Saturday, 4 May 2013: 09:00-13:00
Banquet Hall (Kursaal Centre)
I. Magiati1, J. Y. Chan2, J. W. Tan2, K. Poon3, M. Sung4 and D. Fung5, (1)Department of Psychology, National University of Singapore, Singapore, Singapore, (2)Psychology, National University of Singapore, singapore, Singapore, (3)Early childhood and Special Needs, National Institute of Education, Singapore, Singapore, (4)Child Guidance Clinic, Institute of Mental Health, singapore, Singapore, (5)Child Guidance Clinic, Institute of Mental Health, Singapore, Singapore
Background:  Multiple informants are often employed to obtain more comprehensive and accurate assessment of anxiety difficulties, due to the complex and internalizing nature of anxiety in children. While the utility of the Spence Children’s Anxiety Scale (SCAS) as a screening tool for anxiety in typically developing children and youth is well established, little is known with regards to its inter-informant reliability when the scale is used to examine anxiety in children and youth with Autism Spectrum Disorder (ASD).

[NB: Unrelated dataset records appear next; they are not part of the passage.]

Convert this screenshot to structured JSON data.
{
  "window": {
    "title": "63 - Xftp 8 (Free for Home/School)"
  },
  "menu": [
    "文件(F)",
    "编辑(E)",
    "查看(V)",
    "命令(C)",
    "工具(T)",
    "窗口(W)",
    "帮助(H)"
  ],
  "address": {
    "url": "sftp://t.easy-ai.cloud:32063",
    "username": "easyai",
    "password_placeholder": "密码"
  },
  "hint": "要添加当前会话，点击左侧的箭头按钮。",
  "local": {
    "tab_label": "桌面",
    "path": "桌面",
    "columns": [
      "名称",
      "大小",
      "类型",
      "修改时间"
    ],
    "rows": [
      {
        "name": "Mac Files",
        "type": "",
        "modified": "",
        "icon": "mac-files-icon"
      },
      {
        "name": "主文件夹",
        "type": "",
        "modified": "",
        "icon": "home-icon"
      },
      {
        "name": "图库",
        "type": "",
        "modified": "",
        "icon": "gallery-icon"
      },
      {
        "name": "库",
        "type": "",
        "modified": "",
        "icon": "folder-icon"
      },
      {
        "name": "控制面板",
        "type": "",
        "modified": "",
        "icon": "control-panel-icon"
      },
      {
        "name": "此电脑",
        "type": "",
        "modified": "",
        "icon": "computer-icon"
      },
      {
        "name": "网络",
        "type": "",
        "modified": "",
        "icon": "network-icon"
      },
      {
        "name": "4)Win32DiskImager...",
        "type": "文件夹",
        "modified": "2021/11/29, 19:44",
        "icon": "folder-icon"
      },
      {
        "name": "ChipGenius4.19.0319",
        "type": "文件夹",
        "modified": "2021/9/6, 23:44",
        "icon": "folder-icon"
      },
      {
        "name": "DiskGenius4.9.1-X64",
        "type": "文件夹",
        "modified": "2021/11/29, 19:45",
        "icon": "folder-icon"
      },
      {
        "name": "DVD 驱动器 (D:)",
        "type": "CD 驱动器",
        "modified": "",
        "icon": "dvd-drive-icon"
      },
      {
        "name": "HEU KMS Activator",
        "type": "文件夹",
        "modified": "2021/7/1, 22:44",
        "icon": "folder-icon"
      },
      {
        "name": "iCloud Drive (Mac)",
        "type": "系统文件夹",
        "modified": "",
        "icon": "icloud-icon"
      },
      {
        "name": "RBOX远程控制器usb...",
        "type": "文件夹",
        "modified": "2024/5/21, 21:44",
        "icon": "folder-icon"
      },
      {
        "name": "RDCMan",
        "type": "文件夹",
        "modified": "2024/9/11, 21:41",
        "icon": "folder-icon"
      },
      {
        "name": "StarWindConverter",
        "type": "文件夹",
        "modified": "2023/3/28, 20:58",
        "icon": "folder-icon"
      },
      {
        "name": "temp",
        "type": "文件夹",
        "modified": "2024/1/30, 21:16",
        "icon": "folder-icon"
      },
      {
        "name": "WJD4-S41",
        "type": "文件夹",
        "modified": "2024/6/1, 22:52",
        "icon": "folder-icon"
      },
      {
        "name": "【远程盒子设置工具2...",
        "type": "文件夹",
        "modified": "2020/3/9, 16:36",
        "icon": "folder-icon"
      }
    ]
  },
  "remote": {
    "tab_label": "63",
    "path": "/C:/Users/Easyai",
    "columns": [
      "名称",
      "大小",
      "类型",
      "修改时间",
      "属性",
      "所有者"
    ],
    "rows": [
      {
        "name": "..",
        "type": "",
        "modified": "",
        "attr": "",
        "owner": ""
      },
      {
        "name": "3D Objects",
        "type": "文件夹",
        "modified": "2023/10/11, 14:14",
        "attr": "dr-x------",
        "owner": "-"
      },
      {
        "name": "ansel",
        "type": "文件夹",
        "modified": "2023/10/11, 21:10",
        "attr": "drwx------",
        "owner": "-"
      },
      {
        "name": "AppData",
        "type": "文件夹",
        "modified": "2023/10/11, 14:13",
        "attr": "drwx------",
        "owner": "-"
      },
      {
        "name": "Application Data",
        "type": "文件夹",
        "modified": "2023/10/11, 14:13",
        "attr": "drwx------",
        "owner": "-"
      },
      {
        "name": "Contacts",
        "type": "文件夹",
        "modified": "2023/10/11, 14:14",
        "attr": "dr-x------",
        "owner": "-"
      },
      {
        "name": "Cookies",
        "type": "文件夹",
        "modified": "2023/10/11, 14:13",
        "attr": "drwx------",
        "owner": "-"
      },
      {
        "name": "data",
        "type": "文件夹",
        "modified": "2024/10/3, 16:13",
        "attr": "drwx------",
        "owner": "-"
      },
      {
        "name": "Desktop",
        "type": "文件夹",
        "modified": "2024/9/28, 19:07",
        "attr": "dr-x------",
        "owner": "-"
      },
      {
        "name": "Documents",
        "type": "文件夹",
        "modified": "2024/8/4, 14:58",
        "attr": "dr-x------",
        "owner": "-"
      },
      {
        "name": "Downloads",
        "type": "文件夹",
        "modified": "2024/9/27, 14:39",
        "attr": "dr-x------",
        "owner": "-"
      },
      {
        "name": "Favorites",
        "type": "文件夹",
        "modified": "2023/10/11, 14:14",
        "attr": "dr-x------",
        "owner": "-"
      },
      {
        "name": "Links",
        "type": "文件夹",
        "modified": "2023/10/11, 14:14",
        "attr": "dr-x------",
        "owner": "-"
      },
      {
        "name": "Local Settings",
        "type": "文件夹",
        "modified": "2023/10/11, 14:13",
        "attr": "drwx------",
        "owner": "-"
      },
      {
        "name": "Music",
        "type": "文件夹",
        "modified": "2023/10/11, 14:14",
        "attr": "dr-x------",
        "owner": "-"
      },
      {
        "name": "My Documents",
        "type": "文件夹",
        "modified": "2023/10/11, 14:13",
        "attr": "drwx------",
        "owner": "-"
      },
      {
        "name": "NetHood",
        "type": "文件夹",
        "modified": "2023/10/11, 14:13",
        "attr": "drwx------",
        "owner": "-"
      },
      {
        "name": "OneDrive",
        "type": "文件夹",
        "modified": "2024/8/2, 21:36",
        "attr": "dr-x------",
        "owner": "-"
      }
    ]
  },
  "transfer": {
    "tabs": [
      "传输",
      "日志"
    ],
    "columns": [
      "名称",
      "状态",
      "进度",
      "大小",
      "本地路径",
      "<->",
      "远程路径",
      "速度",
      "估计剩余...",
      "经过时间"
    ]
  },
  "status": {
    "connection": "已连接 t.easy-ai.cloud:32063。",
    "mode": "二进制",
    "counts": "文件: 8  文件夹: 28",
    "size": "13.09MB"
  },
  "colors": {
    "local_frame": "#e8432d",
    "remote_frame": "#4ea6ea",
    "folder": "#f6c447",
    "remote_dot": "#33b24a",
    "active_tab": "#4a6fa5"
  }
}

A handful of studies reporting on other anxiety measures with this population have produced mixed findings. 

Objectives:  The present study aims to examine the utility of the SCAS in providing information on anxiety for children and young people with ASD and will specifically investigate the level of agreement between caregiver and child/ young person.

Methods:  Thirty eight caregiver-child pairs were recruited from an autism-specific school in Singapore which admits children with professionally diagnosed ASD and non-verbal cognitive scores of >70. All children were aged between 8 to 18 years and completed the SCAS self-report. Caregivers completed the caregiver version of the SCAS. Caregivers also completed the Scales of Independent Behaviour-Revised (SIB-R) in order to provide an estimate of the child’s adaptive behavior functioning. 

Results:  Data have been collected and are currently being analyzed. Parent and child SCAS correlation analyses will be carried out. To investigate differences between caregiver and child reports of anxiety, Wilcoxon Signed-ranks tests will be carried out between SCAS total and subscale scores from the different informants. Level of agreement will be derived by conducting non-parametric Chi-Square analyses to examine the extent to which clinically significant levels of anxiety as flagged by caregivers where also obtained with children’s self-reports.

Conclusions:  Preliminary analyses of our findings suggest that inter-rater agreement was low with parents often underreporting anxiety symptoms compared to their children’s self-report ratings. Our study findings highlight the high rates of parent-child discrepancy in anxiety ratings and the importance of obtaining information from multiple sources.